Fans of Stapler’s work will have the chance to win a limited-edition print of “Coyote.” Attendees participating in Friday’s Walk-About Durango Tasting Challenge will be entered into a drawing after visiting all 12 tasting locations. “Coyote” will be on display from 3:30 to 6:30 p.m. Thursday at Steamworks Brewing Co. for the Wine Experience Welcome Reception.

Only a few of the galleries chose the “and” option over the “or” option when it came to First Thursday and Spring Gallery Walk. Toh-Atin is one of the few. The Ninth Street gallery will host live art for First Thursday.

The husband and wife Santo Domingo Pueblo artists Harvey Abeyta and Pricilla Nieto have more than 80 years of combined jewelry-making experience, which isn’t unheard of among tribes of the Southwest.

What is unique is that they make their jewelry in the traditional manner without electric tools, drills and grinders. Nieto’s grandfather taught her to drill turquoise and shells using a hand pump.

Abeyta’s family did have electricity when he was growing up, and he learned to make jewelry using modern equipment, but after marrying Nieto he became accomplished with both kinds of tools. They will have their tools set up in Toh-Atin and will demonstrate their techniques on First Thursday.

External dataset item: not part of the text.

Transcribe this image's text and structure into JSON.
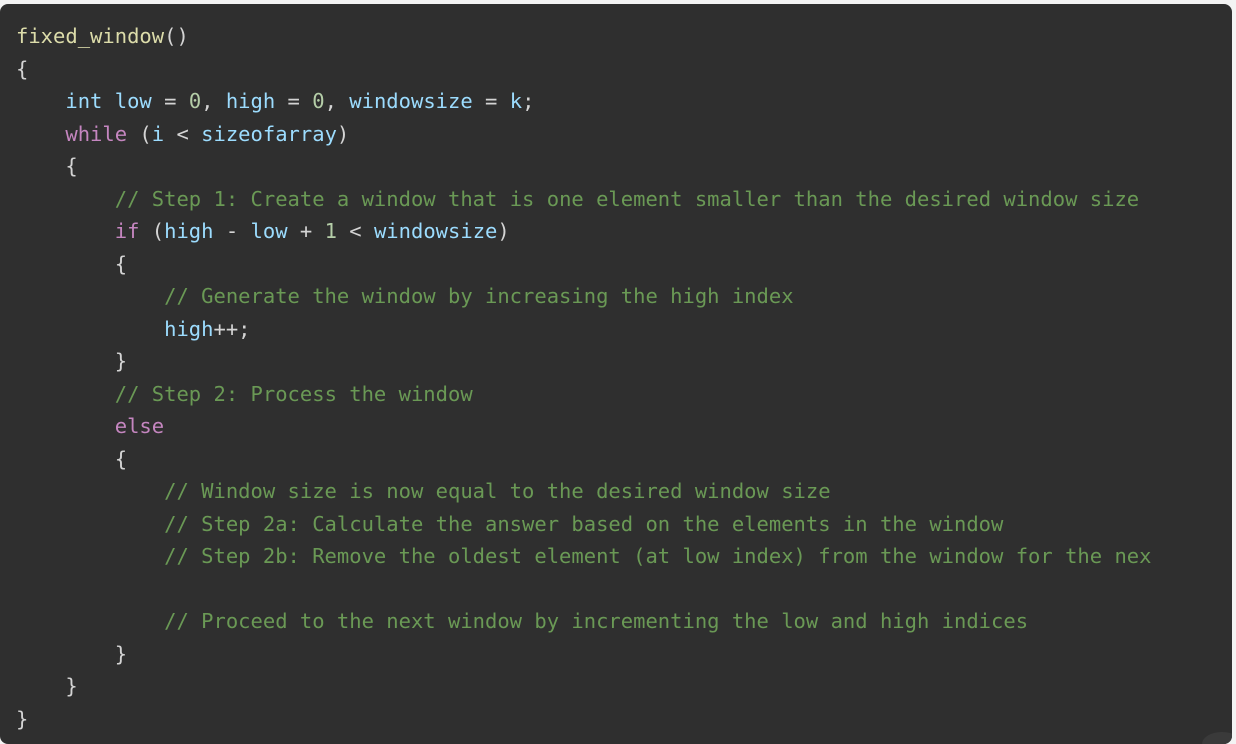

Durango Arts Center will move its usual Friday dual opening up a day to participate in First Thursday. In the Barbara Conrad Gallery, “Celebrating Ute Culture” will feature hundreds of photographs and items on loan from private collections throughout the Southwest, including from the Southern Ute and Ute Mountain tribes.

Traditional Ute tribal arts, including baskets, flutes, leatherwork, parfleche boxes, drums and beadwork will surround the centerpiece of the exhibit, a 12-foot Ute tipi that will be installed in the gallery by Nathan Strong Elk, director of the Southern Ute Cultural Center and Museum in Ignacio. Strong Elk will introduce the exhibit at Thursday’s opening and play the flute.

Terry Knight, Ute Mountain Ute Tribal historical preservationist, will present an overview of Ute Culture. Traditional Ute foods will be served and three films, “Gathering Willows,” “Song of the Basket” and “Ute Legacy,” will play continuously in the gallery from Thursday through Saturday. The exhibit includes several special events and workshops in May.

Also opening Thursday in the upstairs Art Library at DAC is “Fancy This,” an exhibit of mixed-media works by Juanita Ainsley of Bayfield. (A review of “Fancy This” will appear in Friday’s Durango Herald.)